The government had also imposed additional regulatory duties on luxury items besides restrictions on imports of certain goods to curtail flows of imports. The interim caretakers are not approaching the International Monetary Fund (IMF) for a bailout and no decision has yet been taken to return to the Fund’s fold to ease external sector pressures. The caretaker government of Prime Minister Nasirul Mulk has very challenging tasks for its limited tenure.

Pakistan’s external front vulnerabilities are worsening, as the current account deficit widens and foreign exchange reserves deplete to critical levels. The reserves, according to the SBP, registered at around $10 billion at the start of this month. The total foreign exchange reserves are $16.4 billion that includes $6.3 billion held by commercial banks.

The caretaker government has very challenging tasks for its limited tenure. Besides holding elections it will have to revitalize the economy to ensure future stability. Despite some growth in imports and an increase in exports, the reserves continued to decline due to the import bill and loan repayment obligations.

The business community does not favour IMF bailout. Mohammad Ali Tabba, CEO Lucky Cement and Chairman Pakistan Business Council (PBC), was brief in his response. “The IMF should be the last resort”.

The government should try to stimulate export growth to reduce the current account deficit. The caretaker government said it would hold routine Article-IV consultations with the International Monetary Fund (IMF) by end of June, but ruled out all speculation that it was in touch with the fund for a bailout programme.

Every country that is a member of the fund is supposed to undergo one every year. Pakistan’s last Article IV consultation report was released in June last year. Prior to that, they were released at two year intervals.

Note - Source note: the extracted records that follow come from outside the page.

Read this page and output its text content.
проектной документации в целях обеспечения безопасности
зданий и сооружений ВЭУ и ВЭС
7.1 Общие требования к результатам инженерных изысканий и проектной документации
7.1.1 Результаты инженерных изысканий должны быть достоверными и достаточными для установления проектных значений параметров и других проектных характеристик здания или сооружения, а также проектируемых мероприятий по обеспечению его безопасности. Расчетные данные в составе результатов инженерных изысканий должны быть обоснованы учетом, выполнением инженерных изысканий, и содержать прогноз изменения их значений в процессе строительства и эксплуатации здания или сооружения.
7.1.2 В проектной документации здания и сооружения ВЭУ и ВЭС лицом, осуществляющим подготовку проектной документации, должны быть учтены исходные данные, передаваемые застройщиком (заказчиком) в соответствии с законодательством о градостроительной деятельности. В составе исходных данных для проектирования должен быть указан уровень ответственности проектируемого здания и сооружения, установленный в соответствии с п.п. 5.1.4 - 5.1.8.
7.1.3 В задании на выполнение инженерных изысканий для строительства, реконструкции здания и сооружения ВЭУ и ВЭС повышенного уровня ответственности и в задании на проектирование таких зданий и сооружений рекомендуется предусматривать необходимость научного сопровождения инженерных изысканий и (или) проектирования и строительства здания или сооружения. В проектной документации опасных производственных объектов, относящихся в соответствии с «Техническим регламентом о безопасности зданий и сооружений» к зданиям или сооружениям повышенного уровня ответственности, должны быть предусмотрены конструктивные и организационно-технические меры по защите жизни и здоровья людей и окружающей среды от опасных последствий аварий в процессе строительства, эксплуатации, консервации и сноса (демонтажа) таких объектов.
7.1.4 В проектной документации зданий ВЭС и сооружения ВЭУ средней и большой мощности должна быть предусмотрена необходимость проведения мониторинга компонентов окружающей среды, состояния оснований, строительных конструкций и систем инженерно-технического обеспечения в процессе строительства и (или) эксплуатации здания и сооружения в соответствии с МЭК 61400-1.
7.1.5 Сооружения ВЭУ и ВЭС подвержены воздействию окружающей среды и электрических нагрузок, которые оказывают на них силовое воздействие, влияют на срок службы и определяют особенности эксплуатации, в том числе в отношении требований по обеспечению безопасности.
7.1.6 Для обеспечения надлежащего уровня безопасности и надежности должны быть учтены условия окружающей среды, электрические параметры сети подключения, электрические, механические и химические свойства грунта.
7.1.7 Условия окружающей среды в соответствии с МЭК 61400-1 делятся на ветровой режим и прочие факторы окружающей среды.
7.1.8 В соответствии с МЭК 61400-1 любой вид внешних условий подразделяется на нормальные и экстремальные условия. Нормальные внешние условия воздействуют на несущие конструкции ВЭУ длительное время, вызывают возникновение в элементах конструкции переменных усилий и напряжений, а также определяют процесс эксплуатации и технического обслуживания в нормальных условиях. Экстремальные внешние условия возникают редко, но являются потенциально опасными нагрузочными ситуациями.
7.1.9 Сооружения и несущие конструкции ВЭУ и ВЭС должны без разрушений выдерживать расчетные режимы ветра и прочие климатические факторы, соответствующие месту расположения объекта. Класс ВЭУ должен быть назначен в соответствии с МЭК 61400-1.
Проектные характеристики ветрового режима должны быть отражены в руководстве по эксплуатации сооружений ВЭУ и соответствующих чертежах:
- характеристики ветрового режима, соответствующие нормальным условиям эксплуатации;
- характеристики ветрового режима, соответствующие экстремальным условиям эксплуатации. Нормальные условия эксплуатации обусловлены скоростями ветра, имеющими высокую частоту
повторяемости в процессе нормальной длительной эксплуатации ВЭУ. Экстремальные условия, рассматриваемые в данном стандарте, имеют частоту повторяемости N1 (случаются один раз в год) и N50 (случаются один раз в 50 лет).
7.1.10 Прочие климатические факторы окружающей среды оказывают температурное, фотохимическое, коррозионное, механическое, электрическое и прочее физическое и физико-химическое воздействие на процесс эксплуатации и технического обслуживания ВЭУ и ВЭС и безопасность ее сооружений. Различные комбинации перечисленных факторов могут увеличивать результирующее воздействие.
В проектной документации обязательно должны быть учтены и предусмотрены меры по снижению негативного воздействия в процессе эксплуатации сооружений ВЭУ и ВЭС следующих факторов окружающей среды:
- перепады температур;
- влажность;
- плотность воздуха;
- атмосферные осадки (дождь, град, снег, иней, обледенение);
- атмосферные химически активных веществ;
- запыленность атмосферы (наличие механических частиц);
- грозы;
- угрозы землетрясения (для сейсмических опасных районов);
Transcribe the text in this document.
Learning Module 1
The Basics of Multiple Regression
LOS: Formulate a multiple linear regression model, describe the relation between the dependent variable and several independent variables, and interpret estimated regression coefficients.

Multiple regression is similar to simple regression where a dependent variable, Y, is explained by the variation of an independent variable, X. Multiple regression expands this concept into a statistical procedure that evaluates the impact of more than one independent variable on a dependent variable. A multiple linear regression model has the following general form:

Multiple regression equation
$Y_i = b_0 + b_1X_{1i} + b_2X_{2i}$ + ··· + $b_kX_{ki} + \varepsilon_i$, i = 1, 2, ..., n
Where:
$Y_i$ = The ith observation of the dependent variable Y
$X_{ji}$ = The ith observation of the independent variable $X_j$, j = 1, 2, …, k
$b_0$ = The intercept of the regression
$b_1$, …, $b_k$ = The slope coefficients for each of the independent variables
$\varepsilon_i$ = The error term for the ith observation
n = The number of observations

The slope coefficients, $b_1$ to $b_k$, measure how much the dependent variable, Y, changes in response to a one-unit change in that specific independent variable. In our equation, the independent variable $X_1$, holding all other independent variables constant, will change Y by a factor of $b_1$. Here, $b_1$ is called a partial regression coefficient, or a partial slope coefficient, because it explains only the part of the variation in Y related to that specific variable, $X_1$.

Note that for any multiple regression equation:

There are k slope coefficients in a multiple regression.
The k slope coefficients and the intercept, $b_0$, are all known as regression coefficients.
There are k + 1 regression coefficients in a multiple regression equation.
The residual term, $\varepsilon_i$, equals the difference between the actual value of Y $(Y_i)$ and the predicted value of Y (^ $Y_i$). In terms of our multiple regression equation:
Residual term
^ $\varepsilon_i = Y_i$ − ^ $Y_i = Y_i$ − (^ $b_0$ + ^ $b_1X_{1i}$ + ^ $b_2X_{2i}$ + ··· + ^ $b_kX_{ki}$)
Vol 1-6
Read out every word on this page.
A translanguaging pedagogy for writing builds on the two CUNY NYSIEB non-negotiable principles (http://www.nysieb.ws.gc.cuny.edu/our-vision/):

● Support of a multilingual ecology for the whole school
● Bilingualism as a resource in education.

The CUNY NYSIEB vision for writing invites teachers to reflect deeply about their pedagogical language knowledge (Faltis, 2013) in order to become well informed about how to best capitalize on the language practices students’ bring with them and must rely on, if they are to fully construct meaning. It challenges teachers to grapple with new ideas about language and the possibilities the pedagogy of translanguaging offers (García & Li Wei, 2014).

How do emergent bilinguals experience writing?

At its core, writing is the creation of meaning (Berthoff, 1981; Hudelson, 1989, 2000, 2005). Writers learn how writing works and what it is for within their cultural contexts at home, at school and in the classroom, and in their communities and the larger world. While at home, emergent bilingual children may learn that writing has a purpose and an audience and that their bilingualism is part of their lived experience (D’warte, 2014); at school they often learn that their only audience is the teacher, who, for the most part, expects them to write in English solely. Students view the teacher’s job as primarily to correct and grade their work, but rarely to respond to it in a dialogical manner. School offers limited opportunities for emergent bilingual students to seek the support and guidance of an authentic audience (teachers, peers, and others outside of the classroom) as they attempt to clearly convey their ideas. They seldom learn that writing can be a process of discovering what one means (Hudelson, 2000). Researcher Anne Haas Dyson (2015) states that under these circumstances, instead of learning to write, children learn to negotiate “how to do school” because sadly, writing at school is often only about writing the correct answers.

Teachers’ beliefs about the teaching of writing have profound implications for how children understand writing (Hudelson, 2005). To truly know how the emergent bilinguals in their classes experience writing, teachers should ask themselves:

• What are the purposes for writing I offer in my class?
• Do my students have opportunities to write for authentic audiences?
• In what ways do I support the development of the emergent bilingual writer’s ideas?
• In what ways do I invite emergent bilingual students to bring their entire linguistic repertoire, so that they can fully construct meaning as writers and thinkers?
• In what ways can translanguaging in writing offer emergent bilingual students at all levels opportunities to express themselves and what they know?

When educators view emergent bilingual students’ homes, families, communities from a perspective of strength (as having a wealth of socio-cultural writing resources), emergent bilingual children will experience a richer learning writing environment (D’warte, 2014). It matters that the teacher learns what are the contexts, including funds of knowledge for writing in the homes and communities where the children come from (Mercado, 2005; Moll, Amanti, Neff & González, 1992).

The IMF staff presents a report to the Executive Board for discussion. The board’s views on the report are then transmitted to the country’s authorities who conclude the process. Some experts prefer a multilateral lending institution instead of bailout package from IMF. It has been hinted that China has been projected by some circles as a better alternate to the IMF. The fund may also be collected from Saudi Arabia and UAE States.

Given the macroeconomic situation here in Pakistan no option should be ruled out. It is the federal government, to take a firm decision.

Dr Hafiz Pasha, an eminent economist and a former finance minister, found the current situation precarious. “The resentment of the private sector towards the IMF is perfectly justified. This segment is disproportionately burdened with taxes. The high cost of doing business has made them uncompetitive in the world market.

Under the IMF program the government will be forced to focus again on stabilization. As the will to broaden the tax net is lacking, tax rates will be jacked up and the government may suspend the disbursement of refunds to meet imposed spending limits. The rising oil prices are already driving up the price of gasoline and energy rates.

The IMF may precondition the devaluation of the rupee to start engagement. This would discourage imports but increase the cost of foreign loan repayments. They will also demand details of Pakistan’s engagement with China under the CPEC, complete with terms and repayments schedules. Under the IMF programme the government will be forced to focus again on stabilization. “The growth thrust is not compromised and Pakistan is all set to post over 6 percent GDP growth in fiscal year 2019”, Dr Nadeem said.